Logan knew that Savannah had taken the story she’d told him from that documentary. He knew that she’d lied to Troy about his father. So wasn’t it possible she’d also taken this story of a starving child in their midst from somewhere else? Did it even matter now? The facts kept slithering from his grasp. Trying to see Savannah was like trying to catch a true reflection in a funhouse maze of mirrors. The cadences of her voice, her gestures, her stance: he saw now how constantly she merged and morphed into different kinds of people. One moment she was a genteel middle-aged lady and the next she was a rough, tough-talking teen.
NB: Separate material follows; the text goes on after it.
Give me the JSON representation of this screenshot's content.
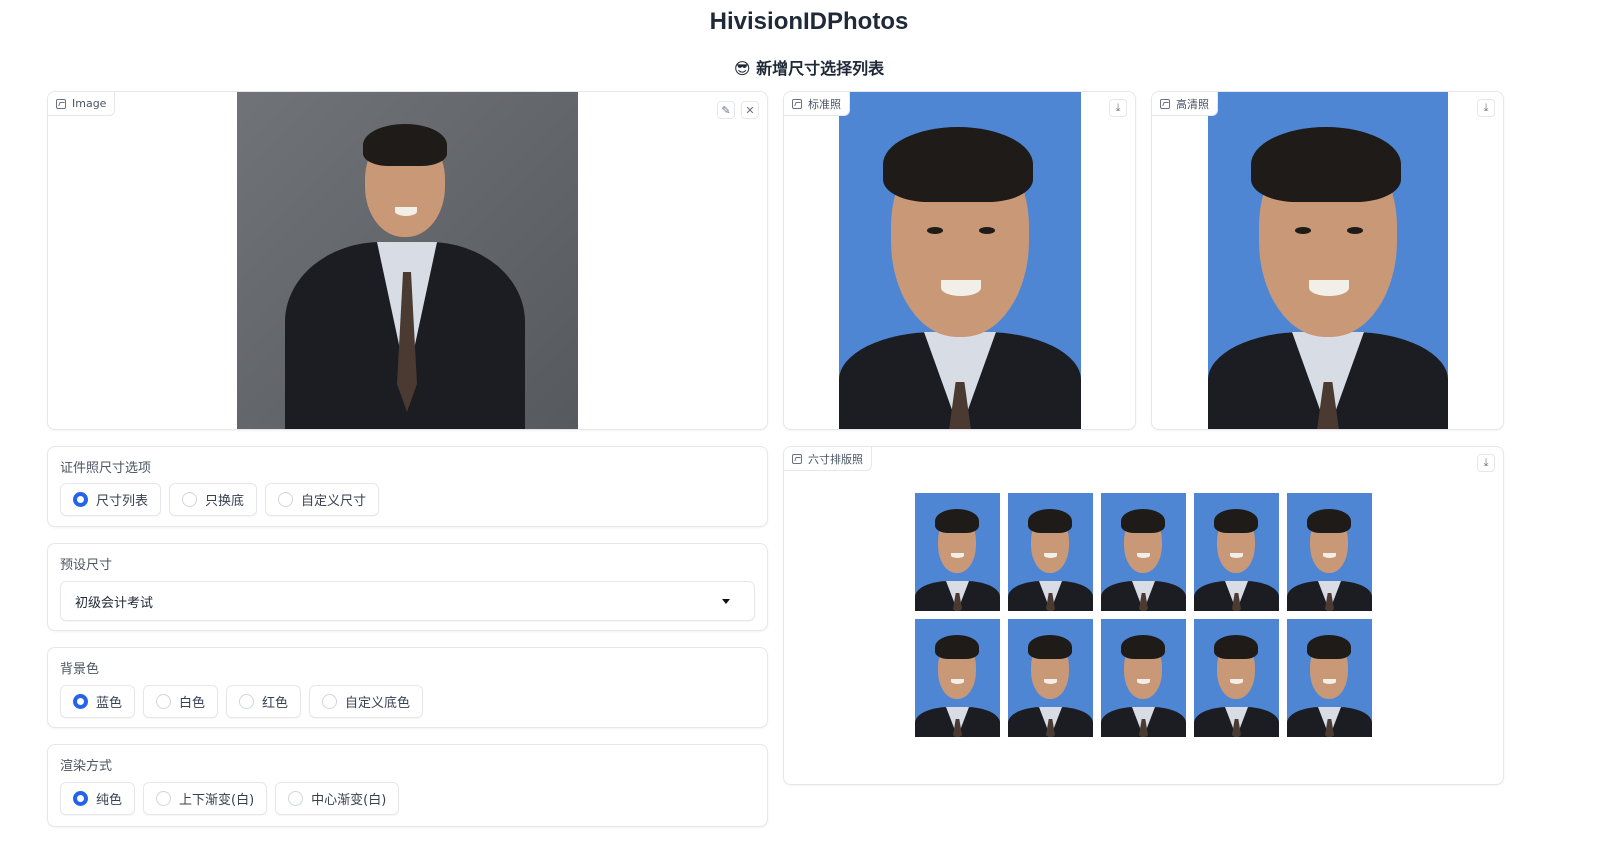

Logan tried to take control with the facts he’d gathered, the facts he knew to be true. ‘Savannah, I went to see your boyfriend. Dave. That story you told about him hitting you. It never happened.’
Savannah lifted her chin. ‘Well, he would say that, wouldn’t he?’
‘You lied to us,’ insisted Logan. He needed her to confirm the truth of this so he could find his footing and they could move forward. ‘I know it’s a lie.’
‘No, you don’t,’ said Savannah pleasantly.
‘Nah, mate, it was out,’ Savannah’s brother used to say, so innocently and convincingly, so calmly, when questioned on one of his calls. Harry Haddad was a natural on the court, and also a natural cheat. His flagrant cheating had enraged Troy to the point of lunacy whereas it baffled and unbalanced Logan. He saw the ball go in, yet Harry said it was out. That called everything into question: right and wrong, the laws of physics.
Lying clearly ran in the family.
Stan met Logan’s eyes and lifted his hands hopelessly. Logan didn’t think he’d ever seen his father so defenceless, even when he’d been in the hospital for his knee.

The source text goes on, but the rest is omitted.